Standard error on subsample

26 Views Asked by At

Suppose that I know that $N$ samples $(x_1, x_2,...,x_N)$ are iid drawn from a distribution with known variance $\sigma^2$. I also observe the first $k<<N$ samples, and estimate the mean on these $k$ samples. How 'good' is the mean, i.e. what variance / standard error does my estimate have?

My approach is as follows. Denote the mean I estimated on the first $k$ samples by $\mu_k$. Since I know that there where $N$ samples, I know that my mean on the full set of observations would be $$\bar{x} = \frac{1}{N} \sum_{i=1}^N x_i = \frac{1}{N} \left(k \mu_k + \sum_{j=k+1}^N x_i \right).$

I can then write the change in my mean estimate as $$ \mu_k - \bar{x} = \frac{N \mu_k - k \mu_k - \sum_{j=k+1}^N x_i}{N} = \frac{N-k}{N} \mu_k - \frac{1}{N} \sum_{j=k+1}^N x_i$$ and the variance is $$ Var(\mu_k - \bar{x}) = \frac{N-k}{N^2} \cdot \sigma^2,$$ where I used that the estimated mean $\mu_k$ is known already.

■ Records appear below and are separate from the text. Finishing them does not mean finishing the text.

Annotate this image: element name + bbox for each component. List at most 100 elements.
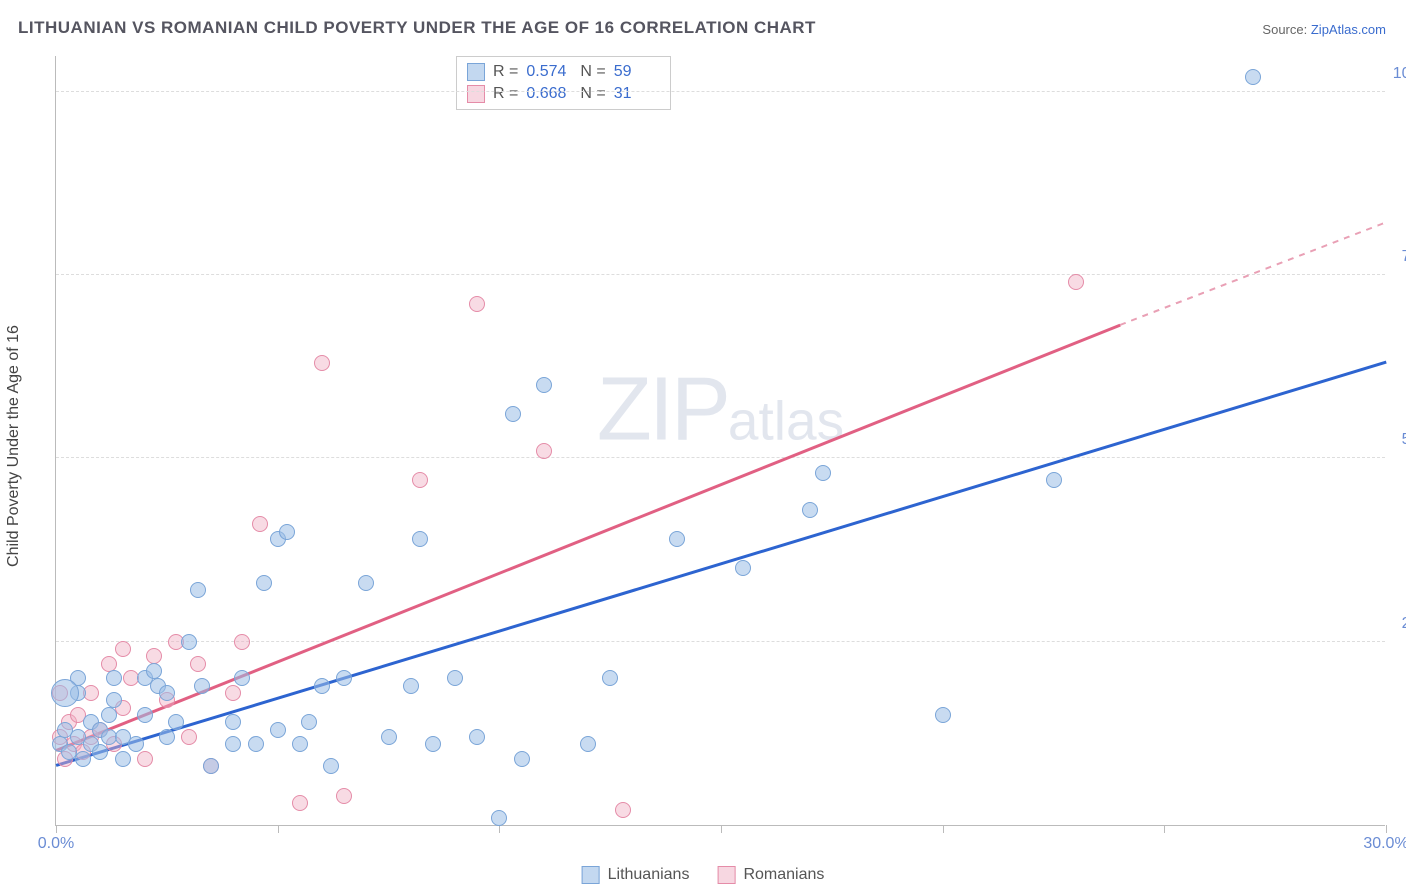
- legend-item-lithuanians: Lithuanians: [582, 866, 690, 884]
- x-tick-label: 0.0%: [38, 835, 74, 853]
- x-tick: [721, 825, 722, 833]
- x-tick: [278, 825, 279, 833]
- data-point: [403, 678, 419, 694]
- data-point: [115, 641, 131, 657]
- y-axis-title: Child Poverty Under the Age of 16: [5, 325, 23, 567]
- source-link[interactable]: ZipAtlas.com: [1311, 22, 1386, 37]
- data-point: [159, 685, 175, 701]
- plot-area: ZIPatlas R = 0.574 N = 59 R = 0.668 N = …: [55, 56, 1385, 826]
- y-tick-label: 50.0%: [1392, 431, 1406, 449]
- y-tick-label: 25.0%: [1392, 615, 1406, 633]
- n-label: N =: [580, 85, 605, 103]
- data-point: [469, 296, 485, 312]
- r-label: R =: [493, 63, 518, 81]
- data-point: [225, 685, 241, 701]
- data-point: [301, 714, 317, 730]
- data-point: [669, 531, 685, 547]
- data-point: [802, 502, 818, 518]
- x-tick: [943, 825, 944, 833]
- stats-legend: R = 0.574 N = 59 R = 0.668 N = 31: [456, 56, 671, 110]
- data-point: [1068, 274, 1084, 290]
- data-point: [505, 406, 521, 422]
- data-point: [106, 692, 122, 708]
- gridline: [56, 641, 1385, 642]
- data-point: [279, 524, 295, 540]
- stats-row-pink: R = 0.668 N = 31: [467, 83, 660, 105]
- data-point: [137, 751, 153, 767]
- data-point: [248, 736, 264, 752]
- source-prefix: Source:: [1262, 22, 1307, 37]
- data-point: [580, 736, 596, 752]
- data-point: [314, 355, 330, 371]
- swatch-pink-icon: [467, 85, 485, 103]
- gridline: [56, 91, 1385, 92]
- data-point: [101, 707, 117, 723]
- data-point: [75, 751, 91, 767]
- y-tick-label: 100.0%: [1392, 65, 1406, 83]
- data-point: [425, 736, 441, 752]
- gridline: [56, 457, 1385, 458]
- n-value-blue: 59: [614, 63, 660, 81]
- data-point: [314, 678, 330, 694]
- data-point: [469, 729, 485, 745]
- data-point: [602, 670, 618, 686]
- data-point: [181, 729, 197, 745]
- data-point: [159, 729, 175, 745]
- trend-line: [56, 361, 1387, 767]
- data-point: [292, 795, 308, 811]
- x-tick: [56, 825, 57, 833]
- data-point: [292, 736, 308, 752]
- n-value-pink: 31: [614, 85, 660, 103]
- data-point: [412, 472, 428, 488]
- data-point: [270, 722, 286, 738]
- r-value-pink: 0.668: [526, 85, 572, 103]
- data-point: [146, 663, 162, 679]
- data-point: [358, 575, 374, 591]
- data-point: [234, 670, 250, 686]
- swatch-blue-icon: [467, 63, 485, 81]
- data-point: [514, 751, 530, 767]
- gridline: [56, 274, 1385, 275]
- r-value-blue: 0.574: [526, 63, 572, 81]
- x-tick: [1386, 825, 1387, 833]
- data-point: [194, 678, 210, 694]
- data-point: [101, 656, 117, 672]
- n-label: N =: [580, 63, 605, 81]
- legend-label: Romanians: [743, 866, 824, 884]
- bottom-legend: Lithuanians Romanians: [582, 866, 825, 884]
- trend-line: [56, 324, 1121, 752]
- data-point: [190, 582, 206, 598]
- swatch-blue-icon: [582, 866, 600, 884]
- data-point: [225, 736, 241, 752]
- chart-title: LITHUANIAN VS ROMANIAN CHILD POVERTY UND…: [18, 18, 816, 38]
- legend-item-romanians: Romanians: [717, 866, 824, 884]
- r-label: R =: [493, 85, 518, 103]
- data-point: [735, 560, 751, 576]
- data-point: [137, 707, 153, 723]
- data-point: [536, 443, 552, 459]
- legend-label: Lithuanians: [608, 866, 690, 884]
- data-point: [536, 377, 552, 393]
- data-point: [128, 736, 144, 752]
- data-point: [815, 465, 831, 481]
- data-point: [323, 758, 339, 774]
- swatch-pink-icon: [717, 866, 735, 884]
- data-point: [336, 788, 352, 804]
- data-point: [412, 531, 428, 547]
- data-point: [115, 751, 131, 767]
- x-tick: [499, 825, 500, 833]
- data-point: [190, 656, 206, 672]
- data-point: [106, 670, 122, 686]
- data-point: [1046, 472, 1062, 488]
- data-point: [146, 648, 162, 664]
- data-point: [181, 634, 197, 650]
- data-point: [168, 714, 184, 730]
- data-point: [935, 707, 951, 723]
- stats-row-blue: R = 0.574 N = 59: [467, 61, 660, 83]
- source-label: Source: ZipAtlas.com: [1262, 22, 1386, 37]
- data-point: [336, 670, 352, 686]
- data-point: [225, 714, 241, 730]
- data-point: [1245, 69, 1261, 85]
- data-point: [234, 634, 250, 650]
- data-point: [256, 575, 272, 591]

What I find puzzling about this result (assuming that it is correct) is the following: If I fix $k$—the number of samples I use out of $N$—then the expected variance is decreasing in $N$. But shouldn't my uncertainty about the estimated mean be increasing in the samples that I have not seen yet ($N-k$)?

1

There are 1 best solutions below

0
On BEST ANSWER

I would do this with slightly different notation, saving $\mu$ for the mean of the population distribution and capital letters for random variables. Let $\bar x_k$ be the observed mean of the $k$ samples and $\bar X_n$ the unknown mean of the $n$ samples, and so $\bar X_{n-k}$ for mean of the unseen values with $\bar X_n = \frac kn \bar x_k +\frac{n-k}{n} \bar X_{n-k}$ and so $\bar x_k - \bar X_n =\frac{n-k}{n} \bar x_{k}-\frac{n-k}{n} \bar X_{n-k}$. The variance of $\bar X_{n-k}$ is $\frac{\sigma^2}{n-k}$ so the variances of $\frac{n-k}{n} \bar X_{n-k}$ and of $\bar x_k - \bar X_n $ given the value of $\bar x_k$ are both $\frac{n-k}{n^2}{\sigma^2}$. So I agree with your result.

This is decreasing as $n$ increases for $n>2k$ as you say, though increasing when $k < n < 2k$.

This is what you might reasonably expect:

  • $\mathbb E\left[\bar x_k - \bar X_n\right] = \frac{n-k}{n} (\bar x_{k}- \mu)$. It is generally not zero, and (given $\bar x_k$) in absolute terms it is increasing in $n$.

  • When $n$ is close to $k$, $\bar X_n$ is close to $\bar x_{k}$ because most of $\bar X_n$ is determined by $\bar x_{k}$, and the variance of $\bar x_k - \bar X_n $ is low.

  • When $n$ is large, and much larger than $k$, then $\bar X_n$ is likely to be closer to $\mu$ than it is to $\bar x_{k}$ and the variance of $\bar x_k - \bar X_n $ is low $($a little less than $\frac{\sigma^2}{n})$ and falling as $n$ increases, as is usual with ever larger sample sizes. This does not mean that $\bar x_k$ is an increasingly accurate estimate of $\bar X_n$ as $n$ increases: it is usually worse because $\mathbb E\left[\bar x_k - \bar X_n\right]$ is increasing in magnitude as $n$ increases, heading towards $\bar x_k -\mu$.

In a sense this is a variant of the bias-variance tradeoff. You could combine these results and look at the expected square of the error $\mathbb E\left[(\bar x_k - \bar X_n)^2\right] $ $= \left(\frac{n-k}{n}\right)^2(\bar x_{k}-\mu)^2 +\frac{n-k}{n^2}{\sigma^2}$ which is not necessarily monotonic in $n$ but if $\bar x_{k}\not =\mu$ then the left-hand term will eventually dominate and the sum head towards $(\bar x_{k}-\mu)^2$.